The proposed law requires state, county, and municipal employees to ascertain the immigration status of a person if there is “reasonable suspicion” that the person is unlawfully present in the U.S. It also subjects local governments and their personnel to lawsuits by any resident who feels that the new law is not being enforced sufficiently. (For a complete summary of the bill by the American Civil Liberties Union of Arizona, click here.)

According to the DOJ complaint:

“In this action, the United States seeks to declare invalid and preliminarily and permanently enjoin the enforcement of S.B. 1070, as amended and enacted by the State of Arizona, because S.B. 1070 is preempted by federal law and therefore violates the Supremacy Clause of the United States Constitution.

“In our constitutional system, the federal government has preeminent authority to regulate immigration matters. This authority derives from the United States Constitution and numerous acts of Congress. The nation’s immigration laws reflect a careful and considered balance of national law enforcement, foreign relations, and humanitarian interests. Congress has assigned to the United States Department of Homeland Security, Department of Justice, and Department of State, along with other federal agencies, the task of enforcing and administering these immigration-related laws. In administering these laws, the federal agencies balance the complex – and often competing – objectives that animate federal immigration law and policy.

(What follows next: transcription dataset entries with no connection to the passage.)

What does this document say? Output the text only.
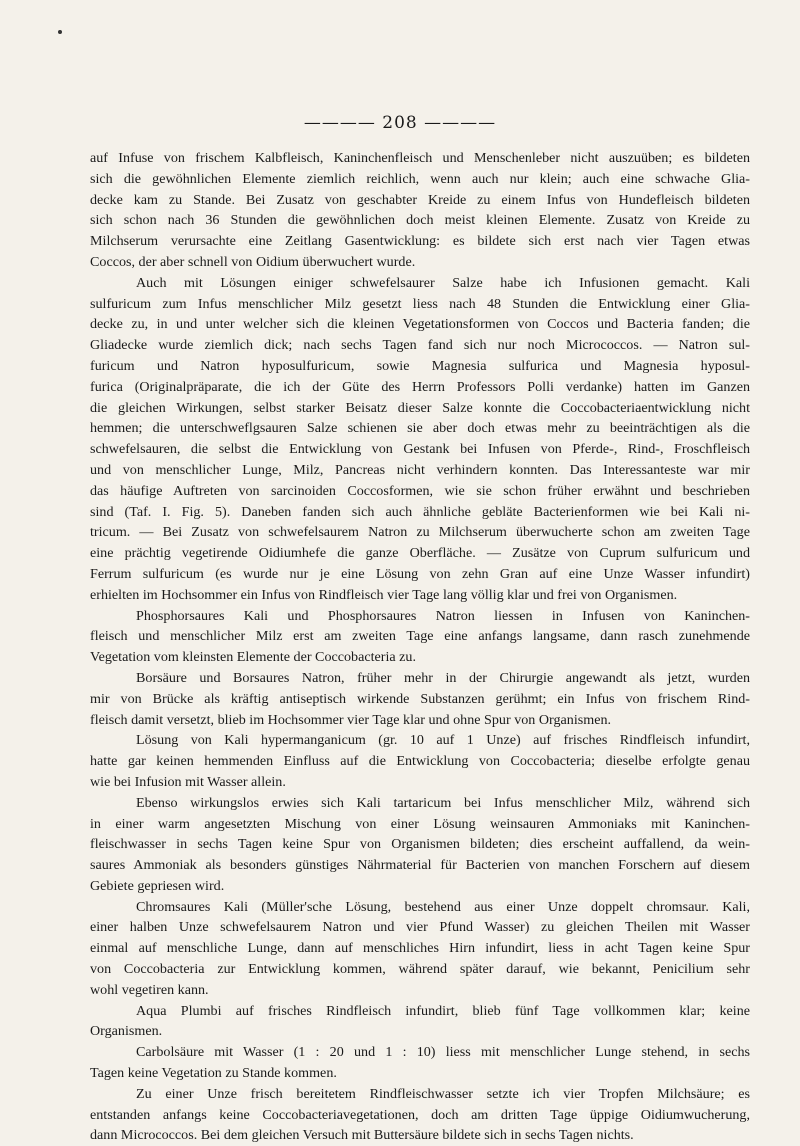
———— 208 ————
auf Infuse von frischem Kalbfleisch, Kaninchenfleisch und Menschenleber nicht auszuüben; es bildeten
sich die gewöhnlichen Elemente ziemlich reichlich, wenn auch nur klein; auch eine schwache Glia-
decke kam zu Stande. Bei Zusatz von geschabter Kreide zu einem Infus von Hundefleisch bildeten
sich schon nach 36 Stunden die gewöhnlichen doch meist kleinen Elemente. Zusatz von Kreide zu
Milchserum verursachte eine Zeitlang Gasentwicklung: es bildete sich erst nach vier Tagen etwas
Coccos, der aber schnell von Oidium überwuchert wurde.
Auch mit Lösungen einiger schwefelsaurer Salze habe ich Infusionen gemacht. Kali
sulfuricum zum Infus menschlicher Milz gesetzt liess nach 48 Stunden die Entwicklung einer Glia-
decke zu, in und unter welcher sich die kleinen Vegetationsformen von Coccos und Bacteria fanden; die
Gliadecke wurde ziemlich dick; nach sechs Tagen fand sich nur noch Micrococcos. — Natron sul-
furicum und Natron hyposulfuricum, sowie Magnesia sulfurica und Magnesia hyposul-
furica (Originalpräparate, die ich der Güte des Herrn Professors Polli verdanke) hatten im Ganzen
die gleichen Wirkungen, selbst starker Beisatz dieser Salze konnte die Coccobacteriaentwicklung nicht
hemmen; die unterschweflgsauren Salze schienen sie aber doch etwas mehr zu beeinträchtigen als die
schwefelsauren, die selbst die Entwicklung von Gestank bei Infusen von Pferde-, Rind-, Froschfleisch
und von menschlicher Lunge, Milz, Pancreas nicht verhindern konnten. Das Interessanteste war mir
das häufige Auftreten von sarcinoiden Coccosformen, wie sie schon früher erwähnt und beschrieben
sind (Taf. I. Fig. 5). Daneben fanden sich auch ähnliche gebläte Bacterienformen wie bei Kali ni-
tricum. — Bei Zusatz von schwefelsaurem Natron zu Milchserum überwucherte schon am zweiten Tage
eine prächtig vegetirende Oidiumhefe die ganze Oberfläche. — Zusätze von Cuprum sulfuricum und
Ferrum sulfuricum (es wurde nur je eine Lösung von zehn Gran auf eine Unze Wasser infundirt)
erhielten im Hochsommer ein Infus von Rindfleisch vier Tage lang völlig klar und frei von Organismen.
Phosphorsaures Kali und Phosphorsaures Natron liessen in Infusen von Kaninchen-
fleisch und menschlicher Milz erst am zweiten Tage eine anfangs langsame, dann rasch zunehmende
Vegetation vom kleinsten Elemente der Coccobacteria zu.
Borsäure und Borsaures Natron, früher mehr in der Chirurgie angewandt als jetzt, wurden
mir von Brücke als kräftig antiseptisch wirkende Substanzen gerühmt; ein Infus von frischem Rind-
fleisch damit versetzt, blieb im Hochsommer vier Tage klar und ohne Spur von Organismen.
Lösung von Kali hypermanganicum (gr. 10 auf 1 Unze) auf frisches Rindfleisch infundirt,
hatte gar keinen hemmenden Einfluss auf die Entwicklung von Coccobacteria; dieselbe erfolgte genau
wie bei Infusion mit Wasser allein.
Ebenso wirkungslos erwies sich Kali tartaricum bei Infus menschlicher Milz, während sich
in einer warm angesetzten Mischung von einer Lösung weinsauren Ammoniaks mit Kaninchen-
fleischwasser in sechs Tagen keine Spur von Organismen bildeten; dies erscheint auffallend, da wein-
saures Ammoniak als besonders günstiges Nährmaterial für Bacterien von manchen Forschern auf diesem
Gebiete gepriesen wird.
Chromsaures Kali (Müller'sche Lösung, bestehend aus einer Unze doppelt chromsaur. Kali,
einer halben Unze schwefelsaurem Natron und vier Pfund Wasser) zu gleichen Theilen mit Wasser
einmal auf menschliche Lunge, dann auf menschliches Hirn infundirt, liess in acht Tagen keine Spur
von Coccobacteria zur Entwicklung kommen, während später darauf, wie bekannt, Penicilium sehr
wohl vegetiren kann.
Aqua Plumbi auf frisches Rindfleisch infundirt, blieb fünf Tage vollkommen klar; keine
Organismen.
Carbolsäure mit Wasser (1 : 20 und 1 : 10) liess mit menschlicher Lunge stehend, in sechs
Tagen keine Vegetation zu Stande kommen.
Zu einer Unze frisch bereitetem Rindfleischwasser setzte ich vier Tropfen Milchsäure; es
entstanden anfangs keine Coccobacteriavegetationen, doch am dritten Tage üppige Oidiumwucherung,
dann Micrococcos. Bei dem gleichen Versuch mit Buttersäure bildete sich in sechs Tagen nichts.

Although states may exercise their police power in a manner that has an incidental or indirect effect on aliens, a state may not establish its own immigration policy or enforce state laws in a manner that interferes with the federal immigration laws. The Constitution and the federal immigration laws do not permit the development of a patchwork of state and local immigration policies throughout the country.”

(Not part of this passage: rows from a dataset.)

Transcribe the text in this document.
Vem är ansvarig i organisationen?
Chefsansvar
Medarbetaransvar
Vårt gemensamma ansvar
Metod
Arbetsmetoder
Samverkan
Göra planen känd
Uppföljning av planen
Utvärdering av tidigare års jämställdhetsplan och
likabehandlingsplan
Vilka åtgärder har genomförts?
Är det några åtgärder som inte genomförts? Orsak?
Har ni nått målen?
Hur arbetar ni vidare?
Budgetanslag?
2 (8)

“SB 1070 would make Latinos in Arizona suspects in their own communities—even though the vast majority of them are native-born U.S. citizens and legal residents. Just as it is essential for DOJ to intervene in Arizona, it is imperative that Congress and the Obama administration once and for all deliver comprehensive immigration reform to the nation,” continued Murguía. “As other states consider legislation similar to SB 1070, the question is clear: Will Congress present real solutions, or will they allow immigration to be used for cheap political points and our civil rights to be trampled? We hope the two senators from Arizona rejoin the reform effort and put these misguided assaults in check.”